Se era inevitável que o sucesso Atividade paranormal ganhasse logo uma sequencia, parecia mais óbvio ainda que esse número dois fosse apenas mais um caça-níqueis para a época de Halloween. A boa notícia é que por um lado esse segundo capítulo acerta, por outro é só isso mesmo: um meio de ganhar mais um monte de dinheiro.

Mesmo que, provavelmente, os números de bilheteria nem cheguem aos do primeiro, já que, sem o Hype, quem foi ver o primeiro e não gostou vai passar longe desse, ainda assim Atividade Paranormal merece o benefício de dúvida por, pelo menos, se esforçar para não ser apenas uma repetição do primeiro.

A estética continua a mesma, da família que dá de cara com acontecimentos estranhos e resolve gravar sua ausência A motivação aqui se mostra até diferente, mas, em linhas gerais é apenas uma desculpa voyeur para o espectador se divertir com um ou outro “fantasma”. Dessa vez as câmeras aparecem por segurança após um suposto arrombamento, que resulta em seis delas presas aos cantos da casa e ainda uma outra passeando pelas mãos da família.

Assim como a estética se repete, a estrutura também acaba sendo a mesma, só que com um número maior de ângulos, mas que, por outro lado, acaba tornando o ritmo do filme repetitivo demais, forçado por um esquema “TV de guarita de prédio”, com as imagens pulando de uma câmera para outra por pura conveniência, já que quando a ação começa a ordem é esquecido e tudo se torna uma montagem até corriqueira. Mas, se por um lado, isso faz com que o espectador fique apreensivo com a próxima mudança de câmera e alguma aparição, por outro chateia muito mais, já que, obviamente, a maioria do tempo não acontece muita coisa.

Um esquema que, sem essa obrigatoriedade estrutural, acaba se tornando apenas uma montagem casual, o que muito provavelmente até torne grande parte dessas câmeras descartáveis e demonstre um desleixo na hora de estruturar a ação usando melhor essa ferramenta e o modo como o filme pula através delas. Por alguns breves momentos até acompanha seus personagens com uma “handycam”, mas ai o estrago já está feito, já que na maioria deles o diretor Tod Willians acaba com opções estáticas nas mãos, o que lhe obriga a esquecer um pouco qualquer tipo de sutileza, já que não consegue apontar seu público para um ou outro ponto. Um problema que era contornado no primeiro por obrigar o “visitante noturno” a sempre passar por aquela porta do quarto, ou colocar a ação na cama do casal dormindo.

No entanto, por outro lado, compartilha com seu predecessor de uma falta de coragem em fazer um filme mais compacto e entrelaçado, sendo ambos escravizados por meia dúzia de sustos e dois ou três coisas balançando, tornando tudo óbvio e sem surpresas.

Pelo menos, enquanto vai frustrar muito gente por ter apenas uma cena bacana o suficiente, que dá um passo a mais na mania do demônio de arrastar mulheres pelo chão, vai satisfazer os fãs do primeiro por lutar contra a vontade de ser descartável, doença que atinge a maioria das sequencias de “sucessos baratos” como a do próprio Bruxa de Blair.

Atividade Paranormal 2 liga as duas tramas de modo sincero, bem costurado e até desafiador, que satisfará seu público com algumas boas linhas de explicação que irá compor extremamente bem um quadro geral formado pelos dois filmes (coisa que outros exemplos de franquias de terror, como o A Bruxa de Blair e até Jogos Mortais, penam para conseguir). É fácil conseguir enxergar o primeiro e o segundo como uma unidade, o que só vai dificultar a vida de alguma sequencia depois disso.

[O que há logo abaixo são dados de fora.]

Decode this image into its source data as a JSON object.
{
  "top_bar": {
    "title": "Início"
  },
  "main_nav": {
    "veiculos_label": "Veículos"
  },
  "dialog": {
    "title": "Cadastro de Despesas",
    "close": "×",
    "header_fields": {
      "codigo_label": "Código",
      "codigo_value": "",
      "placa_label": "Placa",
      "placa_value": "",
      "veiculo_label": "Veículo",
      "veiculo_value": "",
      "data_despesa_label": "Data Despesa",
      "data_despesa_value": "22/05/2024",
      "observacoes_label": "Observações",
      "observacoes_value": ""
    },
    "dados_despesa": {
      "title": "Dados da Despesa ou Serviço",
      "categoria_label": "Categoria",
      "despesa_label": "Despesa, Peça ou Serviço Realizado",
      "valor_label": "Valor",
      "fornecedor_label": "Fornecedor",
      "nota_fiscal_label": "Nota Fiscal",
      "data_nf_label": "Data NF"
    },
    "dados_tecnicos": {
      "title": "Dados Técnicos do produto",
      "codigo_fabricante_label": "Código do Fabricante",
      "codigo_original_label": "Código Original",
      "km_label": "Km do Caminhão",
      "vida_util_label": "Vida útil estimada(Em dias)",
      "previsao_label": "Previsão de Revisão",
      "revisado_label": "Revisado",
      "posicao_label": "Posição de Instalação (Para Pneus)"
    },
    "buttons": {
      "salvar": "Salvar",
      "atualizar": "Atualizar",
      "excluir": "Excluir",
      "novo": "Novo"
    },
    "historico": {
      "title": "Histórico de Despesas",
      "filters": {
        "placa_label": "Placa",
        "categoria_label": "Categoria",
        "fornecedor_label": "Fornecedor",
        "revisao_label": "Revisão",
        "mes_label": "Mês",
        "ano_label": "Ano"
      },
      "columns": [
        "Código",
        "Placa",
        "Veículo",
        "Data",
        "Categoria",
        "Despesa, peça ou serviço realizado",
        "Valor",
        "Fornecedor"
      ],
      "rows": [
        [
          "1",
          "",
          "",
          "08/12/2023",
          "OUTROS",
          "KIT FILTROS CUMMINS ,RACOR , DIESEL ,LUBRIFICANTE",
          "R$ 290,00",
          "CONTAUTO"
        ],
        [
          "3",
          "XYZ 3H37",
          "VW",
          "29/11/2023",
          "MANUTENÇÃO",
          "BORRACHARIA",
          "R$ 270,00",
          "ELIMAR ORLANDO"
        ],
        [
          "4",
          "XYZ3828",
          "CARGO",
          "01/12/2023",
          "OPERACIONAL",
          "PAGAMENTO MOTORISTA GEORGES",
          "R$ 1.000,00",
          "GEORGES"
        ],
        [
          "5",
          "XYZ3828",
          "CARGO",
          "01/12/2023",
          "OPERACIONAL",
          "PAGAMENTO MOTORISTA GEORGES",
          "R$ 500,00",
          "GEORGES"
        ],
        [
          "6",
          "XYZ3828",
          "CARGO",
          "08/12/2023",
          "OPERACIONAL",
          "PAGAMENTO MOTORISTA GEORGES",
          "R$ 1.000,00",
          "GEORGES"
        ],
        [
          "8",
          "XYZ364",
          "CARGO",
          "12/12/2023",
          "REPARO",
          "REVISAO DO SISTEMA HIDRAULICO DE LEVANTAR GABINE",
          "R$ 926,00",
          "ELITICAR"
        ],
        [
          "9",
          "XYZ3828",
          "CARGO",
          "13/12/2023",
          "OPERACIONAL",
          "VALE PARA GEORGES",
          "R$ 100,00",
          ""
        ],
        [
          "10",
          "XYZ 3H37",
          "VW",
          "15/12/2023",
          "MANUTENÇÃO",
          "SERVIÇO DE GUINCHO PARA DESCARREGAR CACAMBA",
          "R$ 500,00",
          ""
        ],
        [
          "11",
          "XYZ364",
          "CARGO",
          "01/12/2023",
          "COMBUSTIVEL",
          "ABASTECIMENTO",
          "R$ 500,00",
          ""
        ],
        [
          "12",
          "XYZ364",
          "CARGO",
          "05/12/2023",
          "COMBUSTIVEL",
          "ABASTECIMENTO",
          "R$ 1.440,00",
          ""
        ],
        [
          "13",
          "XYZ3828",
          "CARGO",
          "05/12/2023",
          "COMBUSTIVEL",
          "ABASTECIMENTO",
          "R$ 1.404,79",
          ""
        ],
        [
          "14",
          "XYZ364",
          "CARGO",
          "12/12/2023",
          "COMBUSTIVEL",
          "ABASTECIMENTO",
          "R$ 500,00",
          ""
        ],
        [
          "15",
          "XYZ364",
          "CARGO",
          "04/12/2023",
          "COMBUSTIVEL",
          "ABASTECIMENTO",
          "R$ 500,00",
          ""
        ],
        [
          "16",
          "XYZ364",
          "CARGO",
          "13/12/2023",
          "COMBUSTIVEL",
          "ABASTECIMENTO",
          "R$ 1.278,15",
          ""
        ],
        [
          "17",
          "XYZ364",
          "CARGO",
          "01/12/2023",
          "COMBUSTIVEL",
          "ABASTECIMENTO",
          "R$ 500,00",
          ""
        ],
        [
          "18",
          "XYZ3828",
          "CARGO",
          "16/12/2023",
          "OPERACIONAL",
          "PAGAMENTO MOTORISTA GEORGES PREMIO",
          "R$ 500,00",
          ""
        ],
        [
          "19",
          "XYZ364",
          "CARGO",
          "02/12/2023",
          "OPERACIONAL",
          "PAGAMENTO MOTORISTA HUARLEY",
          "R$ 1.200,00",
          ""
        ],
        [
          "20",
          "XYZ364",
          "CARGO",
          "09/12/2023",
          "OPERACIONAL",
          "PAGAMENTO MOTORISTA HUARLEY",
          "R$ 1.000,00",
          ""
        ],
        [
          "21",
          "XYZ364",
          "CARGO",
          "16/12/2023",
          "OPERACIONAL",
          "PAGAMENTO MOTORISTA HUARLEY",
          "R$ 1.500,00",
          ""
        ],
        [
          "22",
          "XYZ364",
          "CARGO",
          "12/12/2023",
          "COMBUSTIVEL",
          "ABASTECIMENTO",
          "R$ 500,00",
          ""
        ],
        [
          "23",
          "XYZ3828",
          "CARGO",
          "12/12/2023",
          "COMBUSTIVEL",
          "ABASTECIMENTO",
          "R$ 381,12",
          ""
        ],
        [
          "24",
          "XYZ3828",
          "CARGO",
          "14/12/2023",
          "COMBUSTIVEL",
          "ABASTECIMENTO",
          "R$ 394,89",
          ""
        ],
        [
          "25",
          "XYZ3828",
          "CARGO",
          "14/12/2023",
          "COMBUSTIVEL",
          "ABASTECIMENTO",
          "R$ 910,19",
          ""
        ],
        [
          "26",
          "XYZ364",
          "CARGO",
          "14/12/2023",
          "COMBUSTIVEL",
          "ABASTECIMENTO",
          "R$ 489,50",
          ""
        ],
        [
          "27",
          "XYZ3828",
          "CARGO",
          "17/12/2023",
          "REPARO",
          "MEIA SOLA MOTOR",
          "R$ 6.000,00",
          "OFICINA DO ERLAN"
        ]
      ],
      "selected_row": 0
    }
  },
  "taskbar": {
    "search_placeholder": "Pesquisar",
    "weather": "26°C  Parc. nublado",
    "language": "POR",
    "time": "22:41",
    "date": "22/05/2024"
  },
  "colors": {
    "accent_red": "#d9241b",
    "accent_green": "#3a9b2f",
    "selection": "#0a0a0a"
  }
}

O que seria fácil em uma suposta continuação é surpreender esse mesmo público talvez com uma família que realmente encontrasse razões suficientes para continuar na casa depois de desconfiar que ela esteja sendo assombrada (coisa quem nem a de Amityville conseguiu) e ainda por cima, encontrar um demônio menos notívago, atacando a família durante a tarde na piscina. Mas isso talvez seja querer trabalho demais para os roteiristas de Hollywood.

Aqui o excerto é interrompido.